BEIJOS NOS QUADRINHOS
SÃO TEMA DE "SMACK!",
DE GONÇALO JUNIOR
No mês em que se comemora o Dia dos Namorados, o lançamento "Smack! O Beijo nos Quadrinhos", da Editora Centopeia, traz uma compilação gráfica do tema ao longo da história dos quadrinhos. Mas engana-se quem pensa que o jornalista e escritor Gonçalo Junior concebeu a obra para servir de "livrinho fofinho para dar de presente ao namorado ou namorada", segundo palavras do próprio autor, em entrevista ao UOL. "Claro que cumpre bem essa função.

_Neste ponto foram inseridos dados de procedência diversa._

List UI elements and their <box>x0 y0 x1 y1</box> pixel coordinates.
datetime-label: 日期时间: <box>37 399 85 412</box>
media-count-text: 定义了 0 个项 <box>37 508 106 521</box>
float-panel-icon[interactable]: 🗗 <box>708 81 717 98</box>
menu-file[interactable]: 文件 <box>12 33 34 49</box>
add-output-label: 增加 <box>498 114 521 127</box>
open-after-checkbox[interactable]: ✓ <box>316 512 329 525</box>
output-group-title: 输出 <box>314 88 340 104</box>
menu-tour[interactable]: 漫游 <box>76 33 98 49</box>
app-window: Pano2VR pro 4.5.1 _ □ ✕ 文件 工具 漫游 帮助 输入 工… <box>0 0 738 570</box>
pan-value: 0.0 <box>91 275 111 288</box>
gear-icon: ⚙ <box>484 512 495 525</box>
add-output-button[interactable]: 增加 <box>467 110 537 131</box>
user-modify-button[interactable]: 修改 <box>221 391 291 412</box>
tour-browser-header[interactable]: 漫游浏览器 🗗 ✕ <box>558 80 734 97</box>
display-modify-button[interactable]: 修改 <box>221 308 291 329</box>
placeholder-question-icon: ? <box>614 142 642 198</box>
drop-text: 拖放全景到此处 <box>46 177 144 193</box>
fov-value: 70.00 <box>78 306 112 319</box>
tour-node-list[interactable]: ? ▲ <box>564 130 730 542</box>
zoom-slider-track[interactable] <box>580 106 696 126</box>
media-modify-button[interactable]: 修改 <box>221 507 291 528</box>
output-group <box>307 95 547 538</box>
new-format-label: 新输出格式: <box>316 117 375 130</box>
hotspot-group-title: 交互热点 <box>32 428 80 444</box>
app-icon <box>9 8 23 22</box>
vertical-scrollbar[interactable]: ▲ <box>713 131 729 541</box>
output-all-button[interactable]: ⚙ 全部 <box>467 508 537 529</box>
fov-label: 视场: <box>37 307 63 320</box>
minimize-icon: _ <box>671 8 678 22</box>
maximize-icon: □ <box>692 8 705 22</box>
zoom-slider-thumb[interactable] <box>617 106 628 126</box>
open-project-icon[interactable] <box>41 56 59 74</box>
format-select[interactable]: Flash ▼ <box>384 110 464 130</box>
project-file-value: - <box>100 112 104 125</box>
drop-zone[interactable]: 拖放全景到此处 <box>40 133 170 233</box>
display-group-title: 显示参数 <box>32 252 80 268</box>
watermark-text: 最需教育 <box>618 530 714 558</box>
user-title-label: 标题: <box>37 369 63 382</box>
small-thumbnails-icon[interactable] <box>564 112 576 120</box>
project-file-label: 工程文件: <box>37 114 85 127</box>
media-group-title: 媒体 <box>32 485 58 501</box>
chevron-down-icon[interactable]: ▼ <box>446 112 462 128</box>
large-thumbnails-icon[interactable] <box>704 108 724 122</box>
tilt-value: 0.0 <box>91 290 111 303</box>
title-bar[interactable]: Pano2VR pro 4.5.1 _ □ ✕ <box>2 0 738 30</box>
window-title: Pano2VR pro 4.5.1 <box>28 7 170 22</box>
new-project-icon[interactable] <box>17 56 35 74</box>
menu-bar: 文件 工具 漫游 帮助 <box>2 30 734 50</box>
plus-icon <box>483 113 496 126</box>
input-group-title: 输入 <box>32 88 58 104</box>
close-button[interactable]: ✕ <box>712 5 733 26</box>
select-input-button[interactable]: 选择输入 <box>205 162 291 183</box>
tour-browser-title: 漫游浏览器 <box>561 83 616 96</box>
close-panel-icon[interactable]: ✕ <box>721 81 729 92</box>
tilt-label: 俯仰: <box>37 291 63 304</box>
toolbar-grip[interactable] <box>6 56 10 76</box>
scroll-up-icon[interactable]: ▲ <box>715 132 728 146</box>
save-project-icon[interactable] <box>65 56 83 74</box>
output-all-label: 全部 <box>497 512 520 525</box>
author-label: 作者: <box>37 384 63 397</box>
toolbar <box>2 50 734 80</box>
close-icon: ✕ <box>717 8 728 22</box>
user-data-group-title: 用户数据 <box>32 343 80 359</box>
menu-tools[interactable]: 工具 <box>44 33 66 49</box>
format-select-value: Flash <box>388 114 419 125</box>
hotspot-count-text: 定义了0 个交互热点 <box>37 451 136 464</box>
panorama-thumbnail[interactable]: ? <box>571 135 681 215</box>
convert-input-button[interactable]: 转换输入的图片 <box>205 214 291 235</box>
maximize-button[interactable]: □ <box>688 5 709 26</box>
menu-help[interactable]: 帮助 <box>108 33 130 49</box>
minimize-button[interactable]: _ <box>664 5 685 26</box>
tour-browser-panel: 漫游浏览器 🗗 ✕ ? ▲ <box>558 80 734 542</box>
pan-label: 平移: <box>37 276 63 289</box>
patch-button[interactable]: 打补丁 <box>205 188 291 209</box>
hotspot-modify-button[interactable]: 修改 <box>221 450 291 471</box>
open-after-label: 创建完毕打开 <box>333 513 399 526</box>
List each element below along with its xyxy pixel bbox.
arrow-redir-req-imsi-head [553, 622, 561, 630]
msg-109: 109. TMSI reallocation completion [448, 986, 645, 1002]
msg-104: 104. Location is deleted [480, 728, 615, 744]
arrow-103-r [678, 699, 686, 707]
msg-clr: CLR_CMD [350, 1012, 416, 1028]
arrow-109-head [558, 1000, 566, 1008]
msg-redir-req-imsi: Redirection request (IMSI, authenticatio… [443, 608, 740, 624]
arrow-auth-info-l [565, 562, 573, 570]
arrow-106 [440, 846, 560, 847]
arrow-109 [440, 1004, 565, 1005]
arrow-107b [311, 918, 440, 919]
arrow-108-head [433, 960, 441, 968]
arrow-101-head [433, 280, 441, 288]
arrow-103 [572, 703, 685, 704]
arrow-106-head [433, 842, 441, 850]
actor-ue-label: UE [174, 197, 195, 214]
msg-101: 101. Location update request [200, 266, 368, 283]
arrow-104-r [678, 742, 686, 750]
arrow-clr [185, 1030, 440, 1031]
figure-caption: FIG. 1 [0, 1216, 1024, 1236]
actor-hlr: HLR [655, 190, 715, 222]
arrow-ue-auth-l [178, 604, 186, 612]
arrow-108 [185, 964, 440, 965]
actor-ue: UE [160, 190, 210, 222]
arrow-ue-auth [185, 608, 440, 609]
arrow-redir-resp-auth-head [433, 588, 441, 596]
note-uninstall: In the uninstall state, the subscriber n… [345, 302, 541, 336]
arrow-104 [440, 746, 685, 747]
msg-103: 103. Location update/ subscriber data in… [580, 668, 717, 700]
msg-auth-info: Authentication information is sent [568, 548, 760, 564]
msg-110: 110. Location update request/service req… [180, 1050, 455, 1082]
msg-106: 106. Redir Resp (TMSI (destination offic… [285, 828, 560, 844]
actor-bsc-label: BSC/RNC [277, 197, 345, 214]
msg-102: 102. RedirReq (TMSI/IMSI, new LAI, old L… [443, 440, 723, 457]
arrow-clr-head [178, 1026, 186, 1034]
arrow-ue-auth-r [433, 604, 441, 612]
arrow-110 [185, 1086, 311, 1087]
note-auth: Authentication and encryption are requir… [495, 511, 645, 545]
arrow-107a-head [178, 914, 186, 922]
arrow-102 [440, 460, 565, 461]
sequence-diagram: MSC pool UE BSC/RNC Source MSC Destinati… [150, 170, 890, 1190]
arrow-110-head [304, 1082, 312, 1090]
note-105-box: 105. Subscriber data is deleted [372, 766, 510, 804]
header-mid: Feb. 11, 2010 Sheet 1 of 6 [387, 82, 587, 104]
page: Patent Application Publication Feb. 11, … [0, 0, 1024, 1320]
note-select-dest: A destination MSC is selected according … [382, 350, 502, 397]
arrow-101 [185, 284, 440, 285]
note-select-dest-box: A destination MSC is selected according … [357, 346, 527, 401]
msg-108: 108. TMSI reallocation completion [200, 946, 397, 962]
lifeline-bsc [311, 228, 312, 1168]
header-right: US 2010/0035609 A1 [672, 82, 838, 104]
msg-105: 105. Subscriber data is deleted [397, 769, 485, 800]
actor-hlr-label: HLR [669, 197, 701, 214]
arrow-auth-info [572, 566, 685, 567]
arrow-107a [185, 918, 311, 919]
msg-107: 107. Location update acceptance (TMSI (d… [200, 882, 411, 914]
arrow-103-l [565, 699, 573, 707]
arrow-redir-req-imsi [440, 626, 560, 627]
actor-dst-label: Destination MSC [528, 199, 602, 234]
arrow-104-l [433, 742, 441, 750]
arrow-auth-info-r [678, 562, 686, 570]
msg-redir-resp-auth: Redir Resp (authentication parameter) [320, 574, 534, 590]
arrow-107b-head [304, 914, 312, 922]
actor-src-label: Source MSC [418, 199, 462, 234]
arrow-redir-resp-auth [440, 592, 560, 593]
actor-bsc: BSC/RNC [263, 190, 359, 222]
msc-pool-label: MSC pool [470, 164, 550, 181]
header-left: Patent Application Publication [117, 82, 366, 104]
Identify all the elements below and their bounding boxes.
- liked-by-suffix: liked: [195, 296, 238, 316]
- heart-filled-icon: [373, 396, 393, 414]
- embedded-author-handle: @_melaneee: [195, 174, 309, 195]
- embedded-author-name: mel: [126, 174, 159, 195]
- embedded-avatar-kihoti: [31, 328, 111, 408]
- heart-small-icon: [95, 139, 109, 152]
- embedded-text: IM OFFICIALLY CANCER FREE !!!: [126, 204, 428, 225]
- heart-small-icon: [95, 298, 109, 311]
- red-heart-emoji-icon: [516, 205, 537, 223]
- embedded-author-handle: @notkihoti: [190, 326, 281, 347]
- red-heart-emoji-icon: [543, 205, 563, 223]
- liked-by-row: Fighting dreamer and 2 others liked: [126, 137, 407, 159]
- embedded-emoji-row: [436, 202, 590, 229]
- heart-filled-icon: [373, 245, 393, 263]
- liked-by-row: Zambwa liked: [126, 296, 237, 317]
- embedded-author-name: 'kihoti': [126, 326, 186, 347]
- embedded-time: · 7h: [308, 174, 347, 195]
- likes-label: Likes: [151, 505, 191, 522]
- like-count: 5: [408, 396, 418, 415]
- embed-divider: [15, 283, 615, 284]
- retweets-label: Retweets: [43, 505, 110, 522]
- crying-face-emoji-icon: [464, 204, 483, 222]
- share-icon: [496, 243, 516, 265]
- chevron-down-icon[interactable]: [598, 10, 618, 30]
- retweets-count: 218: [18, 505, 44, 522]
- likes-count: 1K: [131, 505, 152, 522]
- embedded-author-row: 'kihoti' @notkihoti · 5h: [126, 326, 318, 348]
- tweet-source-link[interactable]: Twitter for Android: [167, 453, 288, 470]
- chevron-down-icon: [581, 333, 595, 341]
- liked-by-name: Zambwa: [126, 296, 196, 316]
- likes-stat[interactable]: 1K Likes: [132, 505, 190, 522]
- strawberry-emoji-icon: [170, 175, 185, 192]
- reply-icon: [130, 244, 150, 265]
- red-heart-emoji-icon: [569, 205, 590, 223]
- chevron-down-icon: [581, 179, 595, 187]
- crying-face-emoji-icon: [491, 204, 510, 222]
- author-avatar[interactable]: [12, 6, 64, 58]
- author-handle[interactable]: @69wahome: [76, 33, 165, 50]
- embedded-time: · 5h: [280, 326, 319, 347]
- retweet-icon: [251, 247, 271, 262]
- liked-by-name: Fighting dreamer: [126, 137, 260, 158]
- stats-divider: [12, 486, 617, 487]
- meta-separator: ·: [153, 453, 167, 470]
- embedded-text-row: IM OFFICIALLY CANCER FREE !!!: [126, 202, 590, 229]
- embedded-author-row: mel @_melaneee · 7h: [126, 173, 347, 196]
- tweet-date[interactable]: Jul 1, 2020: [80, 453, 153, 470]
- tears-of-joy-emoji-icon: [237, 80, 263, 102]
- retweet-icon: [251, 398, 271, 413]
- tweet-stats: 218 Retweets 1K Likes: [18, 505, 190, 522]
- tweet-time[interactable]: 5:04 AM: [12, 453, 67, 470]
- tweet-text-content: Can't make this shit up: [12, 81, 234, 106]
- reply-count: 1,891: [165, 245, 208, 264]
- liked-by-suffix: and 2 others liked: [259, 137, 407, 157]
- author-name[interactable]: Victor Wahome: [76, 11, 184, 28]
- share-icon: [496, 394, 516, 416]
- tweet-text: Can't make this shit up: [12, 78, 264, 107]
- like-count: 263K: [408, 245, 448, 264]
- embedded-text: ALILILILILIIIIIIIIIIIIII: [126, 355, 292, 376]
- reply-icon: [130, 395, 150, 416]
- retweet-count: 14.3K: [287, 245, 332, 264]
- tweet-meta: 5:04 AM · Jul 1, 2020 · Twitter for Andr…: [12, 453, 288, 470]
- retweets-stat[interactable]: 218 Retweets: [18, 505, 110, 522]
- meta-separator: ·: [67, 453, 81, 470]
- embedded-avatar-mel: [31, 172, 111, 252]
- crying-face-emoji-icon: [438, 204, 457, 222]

Mas esta lá: com o beijo, mapeio a censura nos quadrinhos em boa parte do mundo e como o beijo se tornou subversivo no sentido de confrontar a moral e a censura e tornar os quadrinhos mais humanos e emocionantes", adverte.
Mais que uma seleção de capas e cenas, o livro traça um paralelo entre o aparecimento dos toques labiais na narrativa sequencial e a queda da censura, que reprimiu a manifestação até o fim dos anos de 1930. "A minha intenção foi tratar do aspecto moral: por décadas, a censura proibiu ou coibiu o beijo nos quadrinhos. E esse simples gesto se transformou num elemento libertário. O beijo abriu tudo para que os autores de quadrinhos tivessem mais liberdade", disse Gonçalo Jr.
No livro descobrimos que o papel de romper com este tabu da ausência de beijos caberia aos primeiros heróis de aventuras --como O Fantasma e The Spirit. Depois, vieram as revistas românticas para meninas dos anos de 1940 e 1950, e, por fim, a contracultura (anos 1960), personificada em heroínas como Barbarella e Valentina e o underground de Robert Crumb.
Para "didatizar" o tema, o jornalista e escritor Gonçalo Junior dividiu as diversas formas de beijar --das mais puras às tremendamente "sexuais"-- em onze tópicos, que encabeçam cada um dos capítulos do livro. As cenas são mostradas com legendas, que contextualizam os momentos apresentados. Há os beijos liberados, puros, de paixão, orientais --alusivos aos mangás, os quadrinhos japoneses--, heroicos, poderosos, adultos, irreverentes, assustadores, excitantes e proibidos; fora os cerca de duzentos excluídos da publicação por falta de espaço.
Curiosidades
Interessante é a observação feita pelo autor logo na introdução do livro. Ao longo de um ano de garimpagem das mais de oitocentas imagens, ele constatou que a quase totalidade dos beijos é de boca com boca. Ou seja, nos gibis, do abraço se vai logo ao beijo na boca.
Entre o farto material coletado, há inúmeras curiosidades e fatos inusitados, que servem para refrescar ou atualizar a memória de todas as idades. "Smack!" traz, por exemplo, o único beijo em vida da "porra-louca" Rê Bordosa, de Angeli--pelo menos que se tem notícia. Tem também o beijo gay da inseparável dupla Batman e Robin e muitas cenas picantes de orgia nos traços de Carlos Zéfiro, o "mestre dos catecismos", e de Rodval Mathias. Até os mangás pornôs japoneses, que são proibidos nos Estados Unidos mas publicados no Brasil há mais de uma década, mereceram destaque. Mas o beijo mais emblemático, segundo o próprio autor, foi o de Mônica e Cebolinha na atual série "Turma da Mônica Jovem": "Gerações de brasileiros imaginaram que isso iria acontecer e tiveram de esperar muito tempo para isso. Felizmente, esse dia chegou. Sinceramente, é uma cena emocionante pela carga histórica e afetiva que tem na memória de todos nós que crescemos a partir da década de 1970 lendo a 'Turma da Mônica'", comenta.
"E qual casal mereceria um 'flashback'?", pergunto a Gonçalo. "Trinta anos depois de ler a história em que Gwen Stacy, namorada do Homem-Aranha, é assassinada pelo Duente Verde, ainda não me recuperei dessa tragédia. Acho que é um dos momentos mais tristes dos quadrinhos. Não verei outro beijo entre os dois nunca mais", fala.
O livro foi feito sob encomenda para a loja paulistana especializada Comix (Alameda Jaú, 1.998, São Paulo-SP. Inf.: 0/xx/11/3088-9116 e site www.comix.com.br ). A proposta não é vender a obra, mas distribui-la aos clientes que fizerem compras de R$ 150 na loja, de uma só vez ou acumuladas ao longo de junho. Foram impressos mil exemplares.